Main opposition leader Raila Odinga was the latest to oppose the move, saying the deployment would risk the lives of Kenyan police.

In August, the president criticised some of his ministers as clueless.

Mr Ruto took office in August last year with the promise to improve the economy and better the lives of lower-income earners.

But he has faced a series of opposition-led protests over the high cost of living and tax hikes.

The president said in a statement late on Wednesday that the reshuffle was meant to “optimise performance and enhance delivery as set out in the administration’s manifesto”.


On Tuesday, the president cracked down on government spending and foreign travel, ordering ministries to cut their spending by 10%.

Mr Ruto re-assigned Mr Mutua to the tourism ministry and put the foreign affairs ministry under the office of the Prime Cabinet Secretary, which falls under his close ally, Musalia Mudavadi.

The move is seen as an attempt to give Mr Ruto’s inner circle more influence over diplomatic affairs.

A senior member of the ruling party, Senator Kiprotich Arap Cherargei, said the changes were “necessitated by performance”.

“The writing is on the wall for the non-performing cabinet secretaries and those who perpetuate corruption and lethargy in their ministries,” Mr Cherargei posted on X, formerly Twitter.

As foreign minister, Mr Mutua was a vocal supporter of a Kenyan-led peacekeeping mission to Haiti.

He recently said that about 1,000 police would be deployed “within a short time”.
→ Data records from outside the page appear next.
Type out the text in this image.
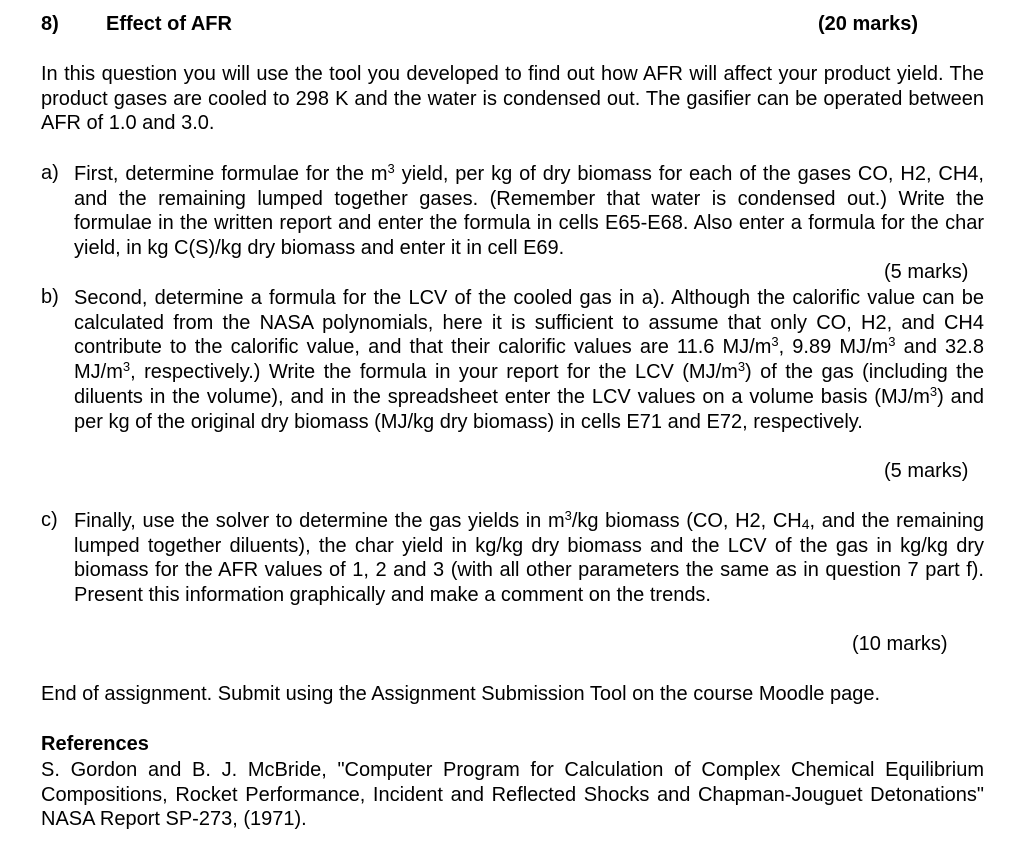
8) Effect of AFR	(20 marks)
In this question you will use the tool you developed to find out how AFR will affect your product yield. The product gases are cooled to 298 K and the water is condensed out. The gasifier can be operated between AFR of 1.0 and 3.0.
a) First, determine formulae for the $m^3$ yield, per kg of dry biomass for each of the gases CO, H2, CH4, and the remaining lumped together gases. (Remember that water is condensed out.) Write the formulae in the written report and enter the formula in cells E65-E68. Also enter a formula for the char yield, in kg C(S)/kg dry biomass and enter it in cell E69.
(5 marks)
b) Second, determine a formula for the LCV of the cooled gas in a). Although the calorific value can be calculated from the NASA polynomials, here it is sufficient to assume that only CO, H2, and CH4 contribute to the calorific value, and that their calorific values are 11.6 $MJ/m^3$, 9.89 $MJ/m^3$ and 32.8 $MJ/m^3$, respectively.) Write the formula in your report for the LCV $(MJ/m^3)$ of the gas (including the diluents in the volume), and in the spreadsheet enter the LCV values on a volume basis $(MJ/m^3)$ and per kg of the original dry biomass (MJ/kg dry biomass) in cells E71 and E72, respectively.
(5 marks)
c) Finally, use the solver to determine the gas yields in $m^3/kg$ biomass (CO, H2, $CH_4$, and the remaining lumped together diluents), the char yield in kg/kg dry biomass and the LCV of the gas in kg/kg dry biomass for the AFR values of 1, 2 and 3 (with all other parameters the same as in question 7 part f). Present this information graphically and make a comment on the trends.
(10 marks)
End of assignment. Submit using the Assignment Submission Tool on the course Moodle page.
References
S. Gordon and B. J. McBride, "Computer Program for Calculation of Complex Chemical Equilibrium Compositions, Rocket Performance, Incident and Reflected Shocks and Chapman-Jouguet Detonations" NASA Report SP-273, (1971).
Although it is not clear exactly how this mission would be funded, it is understood the the cost would be underwritten by the United Nations which approved the deployment of the force on Tuesday.

Mr Ruto welcomed its decision, but did not mention any particular date when the police would be sent.
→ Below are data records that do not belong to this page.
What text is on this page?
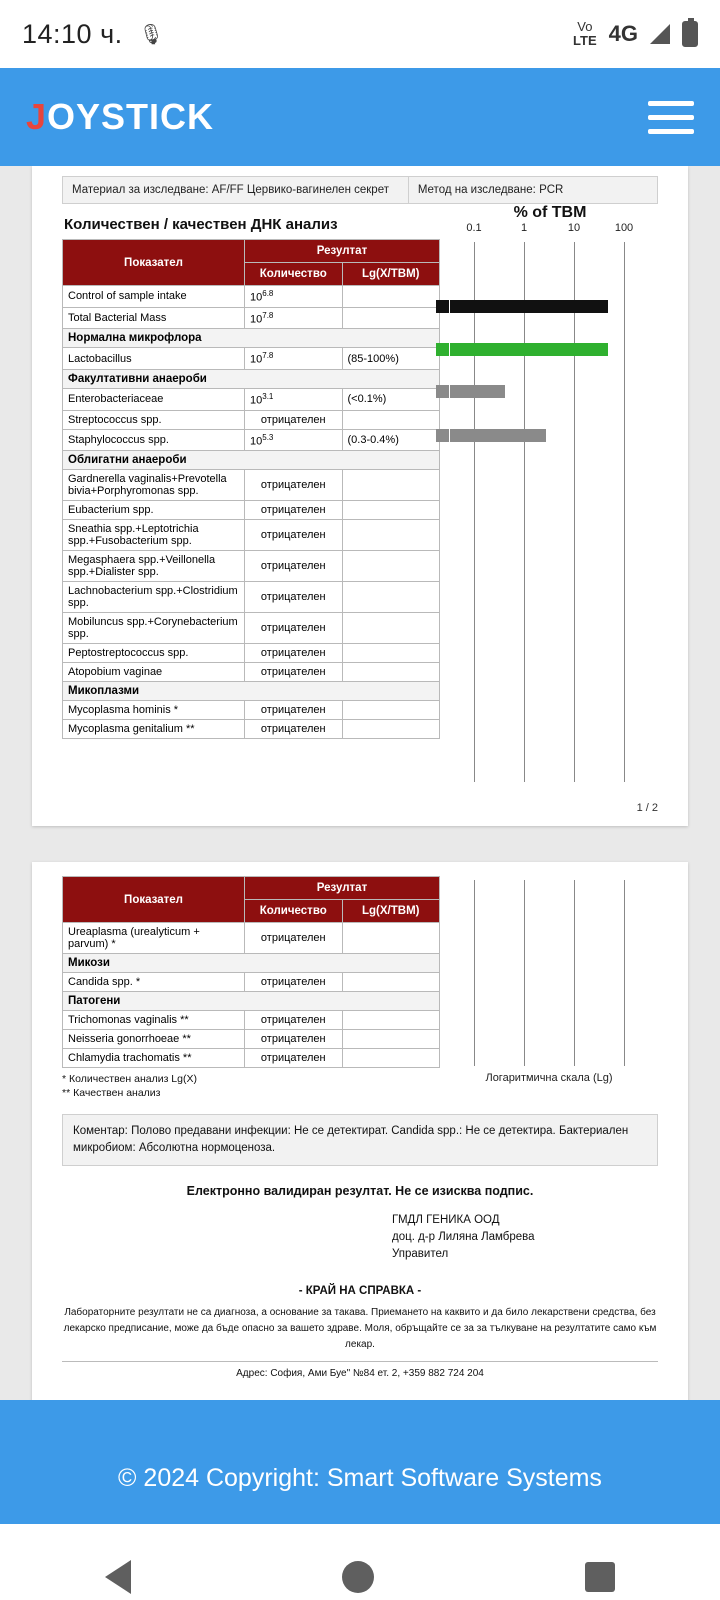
14:10 ч. 🎙	Vo
LTE 4G
JOYSTICK
Материал за изследване: AF/FF Цервико-вагинелен секрет	Метод на изследване: PCR
Количествен / качествен ДНК анализ
Показател	Резултат	
	Количество	Lg(X/TBM)
Control of sample intake	$10^{6.8}$	
Total Bacterial Mass	$10^{7.8}$	
Нормална микрофлора		
Lactobacillus	$10^{7.8}$	(85-100%)
Факултативни анаероби		
Enterobacteriaceae	$10^{3.1}$	(<0.1%)
Streptococcus spp.	отрицателен	
Staphylococcus spp.	$10^{5.3}$	(0.3-0.4%)
Облигатни анаероби		
Gardnerella vaginalis+Prevotella bivia+Porphyromonas spp.	отрицателен	
Eubacterium spp.	отрицателен	
Sneathia spp.+Leptotrichia spp.+Fusobacterium spp.	отрицателен	
Megasphaera spp.+Veillonella spp.+Dialister spp.	отрицателен	
Lachnobacterium spp.+Clostridium spp.	отрицателен	
Mobiluncus spp.+Corynebacterium spp.	отрицателен	
Peptostreptococcus spp.	отрицателен	
Atopobium vaginae	отрицателен	
Микоплазми		
Mycoplasma hominis *	отрицателен	
Mycoplasma genitalium **	отрицателен	
% of TBM
0.1	1	10	100
1 / 2
Показател	Резултат	
	Количество	Lg(X/TBM)
Ureaplasma (urealyticum + parvum) *	отрицателен	
Микози		
Candida spp. *	отрицателен	
Патогени		
Trichomonas vaginalis **	отрицателен	
Neisseria gonorrhoeae **	отрицателен	
Chlamydia trachomatis **	отрицателен	
* Количествен анализ Lg(X)
** Качествен анализ
Логаритмична скала (Lg)
Коментар: Полово предавани инфекции: Не се детектират. Candida spp.: Не се детектира. Бактериален микробиом: Абсолютна нормоценоза.
Електронно валидиран резултат. Не се изисква подпис.
ГМДЛ ГЕНИКА ООД
доц. д-р Лиляна Ламбрева
Управител
- КРАЙ НА СПРАВКА -
Лабораторните резултати не са диагноза, а основание за такава. Приемането на каквито и да било лекарствени средства, без лекарско предписание, може да бъде опасно за вашето здраве. Моля, обръщайте се за за тълкуване на резултатите само към лекар.
Адрес: София, Ами Буе" №84 ет. 2, +359 882 724 204
© 2024 Copyright: Smart Software Systems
Some Kenyan MPs have demanded parliamentary approval before the deployment.

The defence and security ministers, who have been quiet about the planned Haiti deployment, were not affected by the reshuffle.

If deployed, the Kenyan police would help tackle gangs that have have taken control of large parts of Haiti, killing hundreds and disrupting public services.

Mr Odinga, in an interview with privately-owned KTN News, said the situation in Haiti was too dangerous for Kenyan police.

“When coffins start arriving here, that’s when we shall regret [it]. Haiti is dangerous and there’s a possibility our police will encounter problems there,” the opposition leader said.

In another notable change in the reshuffle, Trade Minister Moses Kuria was moved to the public service portfolio.

He has been replaced by Rebecca Miano, who was the minister in charge of relations with the East African Community (EAC).

Mr Kuria was snubbed by US Trade Representative Katherine Tai, who refused to meet him during her visit to Kenya in July.

Ms Tai apparently objected to foul language Mr Kuria had used against the Kenyan media and opposition.

Mr Kuria was also involved in controversy over the operations of a popular Chinese-owned shop near Kenya’s capital, Nairobi.

The shop was temporarily closed after Mr Kuria accused it of taking away business from local traders by selling goods too cheaply.